The one thing you really need to set up—if you haven’t yet—is Google Analytics. To know if your video is performing well, look into the traffic section and check if your website or landing page is actually getting traffic from your video platforms.


Also check the queries section and go through what people are finding you for. If your videos aren’t among the top items listed under these two tabs, your video strategy or campaign might need a little tweaking.
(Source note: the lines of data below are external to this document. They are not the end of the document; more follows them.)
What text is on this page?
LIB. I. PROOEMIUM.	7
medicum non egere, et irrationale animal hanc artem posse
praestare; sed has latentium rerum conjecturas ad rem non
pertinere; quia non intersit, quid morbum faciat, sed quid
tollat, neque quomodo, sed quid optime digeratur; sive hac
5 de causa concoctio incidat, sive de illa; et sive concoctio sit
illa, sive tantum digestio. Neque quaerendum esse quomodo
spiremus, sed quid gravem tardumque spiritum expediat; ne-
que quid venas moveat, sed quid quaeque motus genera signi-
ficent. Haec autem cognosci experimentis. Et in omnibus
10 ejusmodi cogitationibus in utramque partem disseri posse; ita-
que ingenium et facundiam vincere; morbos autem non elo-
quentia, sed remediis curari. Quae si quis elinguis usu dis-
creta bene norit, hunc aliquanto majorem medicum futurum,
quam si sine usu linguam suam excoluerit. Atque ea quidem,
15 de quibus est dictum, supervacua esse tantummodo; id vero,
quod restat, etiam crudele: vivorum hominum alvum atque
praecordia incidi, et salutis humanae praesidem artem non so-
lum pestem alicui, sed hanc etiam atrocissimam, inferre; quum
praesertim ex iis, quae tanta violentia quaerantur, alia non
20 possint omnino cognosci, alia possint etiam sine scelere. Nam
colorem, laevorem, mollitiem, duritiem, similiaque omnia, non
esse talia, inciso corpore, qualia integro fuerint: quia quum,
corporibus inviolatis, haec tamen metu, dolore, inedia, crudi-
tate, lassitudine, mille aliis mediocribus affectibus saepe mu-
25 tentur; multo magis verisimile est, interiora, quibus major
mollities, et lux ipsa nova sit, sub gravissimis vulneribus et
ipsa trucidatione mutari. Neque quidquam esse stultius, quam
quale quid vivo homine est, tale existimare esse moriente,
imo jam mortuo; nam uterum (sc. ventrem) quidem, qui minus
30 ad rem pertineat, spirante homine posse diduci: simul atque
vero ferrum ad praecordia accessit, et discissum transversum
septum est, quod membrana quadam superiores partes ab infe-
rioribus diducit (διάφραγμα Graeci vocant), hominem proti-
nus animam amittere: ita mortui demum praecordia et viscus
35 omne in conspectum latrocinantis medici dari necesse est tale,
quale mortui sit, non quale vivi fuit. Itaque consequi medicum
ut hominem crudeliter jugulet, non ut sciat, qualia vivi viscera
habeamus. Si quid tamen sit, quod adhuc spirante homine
For a detailed guide on how to track your video’s performance, Jeff Pelletier has an updated post on using Google Analytics for video. And for those who are now very curious about how search engines do their thing, Google has an animated infographic on how search works.

Over to you

Looking at your strategy from an SEO perspective shapes the kind of content you produce and publish. The more you use SEO research, the more your brand becomes reflective of audience intent. Google is also an expert at finding abusive tactics that exploit its algorithm (like keyword stuffing and comment spam!), so you can bet any decent SEO strategy will have to account for quality alongside useful information based on relevant searches.

Ultimately, the best way to rank is to make quality videos and complement them with genuinely informative content and keywords.